ABBÉ PIERRE : pensées marquantes et lumineuses

Henri Grouès, dit l’Abbé Pierre, est né le 5 août 1912 à Lyon et mort le 22 janvier 2007 à Paris. Prêtre catholique français de l’Ordre des Frères mineurs capucins, résistant, député, il est le fondateur du mouvement Emmaüs (organisation laïque de lutte contre l’exclusion) comprenant la Fondation Abbé-Pierre pour le logement des défavorisés et de nombreuses autres associations, fondations et entreprises de l’économie sociale, en France.

Engagé dans la résistance, il aide des personnes de confession juive à se cacher. Recherché par la Gestapo, il rencontre le général De Gaulle en 1943 à Alger. Après la guerre, il est élu député de Meurthe-et-Moselle de 1945 à 1951. En 1949, il fonde « Emmaüs », la communauté de chiffonniers construisant des logements provisoires pour aider les « sans domicile ». Lors de l’hiver rigoureux de 1954, l’abbé Pierre lance à la radio un appel poignant invitant à « l’insurrection de la bonté » en faveur des sans-logis, déclenchant un vaste mouvement de solidarité. Il est également entendu par le Parlement qui, quelques semaines plus tard, décide de lancer un programme de 12 000 logements d’urgence. Emmaüs s’internationalise et comprend de nombreuses communautés dans près de quarante pays. En 1988, il crée la « Fondation de l’abbé Pierre » pour le logement des défavorisés.

Quelques unes de ses pensées remarquables :
Avec tout l’argent du monde, on ne fait pas des hommes : on les dégrade mais avec des hommes et qui aiment, on fait tout.
Avoir souffert rend tellement plus perméable à la souffrance des autres.
C’est en ne faisant pas les révolutions avec le peuple qu’on provoque les émeutes que le peuple paie.
C’est tellement complexe un homme et, jusqu’au dernier instant, tellement inachevé !
Ce que veulent ceux qui n’ont pas de toit ! Pas l’aumône, pas la pitié, ni la charité. Ils veulent un bail et une clé.

« L’enfer, c’est les autres », écrivait Sartre. Je suis intimement convaincu du contraire. L’enfer, c’est soi-même coupé des autres.

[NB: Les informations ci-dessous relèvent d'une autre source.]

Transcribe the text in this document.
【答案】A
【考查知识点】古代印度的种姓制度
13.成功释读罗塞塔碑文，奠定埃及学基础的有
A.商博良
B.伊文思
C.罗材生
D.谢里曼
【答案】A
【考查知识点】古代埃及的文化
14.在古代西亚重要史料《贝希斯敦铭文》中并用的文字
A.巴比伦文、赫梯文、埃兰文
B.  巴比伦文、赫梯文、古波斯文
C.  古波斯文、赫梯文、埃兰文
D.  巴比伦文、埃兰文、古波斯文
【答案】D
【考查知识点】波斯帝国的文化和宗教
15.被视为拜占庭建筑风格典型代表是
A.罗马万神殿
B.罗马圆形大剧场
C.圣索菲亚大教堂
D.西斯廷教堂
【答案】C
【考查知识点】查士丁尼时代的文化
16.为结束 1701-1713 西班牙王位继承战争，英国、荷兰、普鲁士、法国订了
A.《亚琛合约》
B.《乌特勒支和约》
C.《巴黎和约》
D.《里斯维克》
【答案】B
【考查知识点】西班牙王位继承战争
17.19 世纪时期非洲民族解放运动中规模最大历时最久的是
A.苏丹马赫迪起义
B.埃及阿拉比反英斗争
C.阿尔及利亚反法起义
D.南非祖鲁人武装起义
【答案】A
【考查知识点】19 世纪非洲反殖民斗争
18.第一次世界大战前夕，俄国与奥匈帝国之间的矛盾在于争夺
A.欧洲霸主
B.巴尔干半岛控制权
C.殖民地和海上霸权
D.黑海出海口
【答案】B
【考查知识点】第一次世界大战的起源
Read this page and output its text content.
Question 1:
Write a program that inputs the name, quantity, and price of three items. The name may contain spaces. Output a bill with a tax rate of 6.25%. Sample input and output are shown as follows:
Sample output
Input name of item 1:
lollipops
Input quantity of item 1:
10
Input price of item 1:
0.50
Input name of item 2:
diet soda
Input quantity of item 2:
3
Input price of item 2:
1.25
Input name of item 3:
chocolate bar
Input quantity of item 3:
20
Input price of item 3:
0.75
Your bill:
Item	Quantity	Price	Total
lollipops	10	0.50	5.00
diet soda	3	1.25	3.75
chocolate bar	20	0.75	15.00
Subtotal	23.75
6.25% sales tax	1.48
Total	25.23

Chaque fois que l’on refuse 1 milliard pour le logement, c’est 10 milliards que l’on prépare pour les tribunaux, les prisons, les asiles de fous.
Construire des prisons est sans doute nécessaire, mais construire des logements en repensant à l’intérieur des cités tout ce qui fait la cohésion sociale, c’est plus urgent.
Dans la mort, il y a beaucoup plus de rencontres que de séparations.
Dans un arbre, il y a un tronc, il n’y en a qu’un, mais regardez les racines: il n’y en a pas deux pareilles, et ce sont ces racines invisibles, dans l’ordure, le fumier, la boue, avec leur diversité, qui sont la source de la vitalité. Regardez les branches: il n’y en a pas deux pareilles ; elles procèdent d’un tronc unique avec leur diversité. Il faut que nous soyons capables de nous estimer les uns, les autres dans nos diversités.
Dieu n’est pas le Tout-puissant dominateur, c’est le Tout-puissant captif, captif des libertés qu’il crée à la cime du monde pour que le monde puisse culminer dans l’amour.
Et quand le soir dans vos belles maisons, vous allez embrasser vos petits enfants avec votre bonne conscience, au regard de Dieu, vous avez probablement plus de sang sur vos mains d’inconscient que n’en aura jamais le désespéré.
Gouverner, c’est d’abord loger son peuple.
Il faut que la voix des hommes sans voix empêche les puissants de dormir.
Il faut toujours garder les deux yeux ouverts, un œil ouvert sur la misère du monde pour la combattre, un œil ouvert sur sa beauté ineffable, pour rendre grâce.
Il n’y a qu’une règle pour gagner le paradis : aimer tant qu’on en a la force, c’est tout…
Il n’y a que les hommes pour tuer un million d’entre eux pour la victoire d’un chef : des hommes qui ne se connaissent pas s’entre-tuent sur l’ordre de chefs qui se connaissent et ne s’entre-tuent pas, chefs qui signeront la paix en se serrant la main, un verre de champagne dans l’autre.
Il ne faut pas attendre d’être parfait pour commencer quelque chose de bien.
Il ne faut pas faire la guerre aux pauvres mais à la pauvreté.
Il y a une loi avant les lois : pour venir en aide à un humain sans toit, sans pain, privé de soins, il faut braver toutes les lois.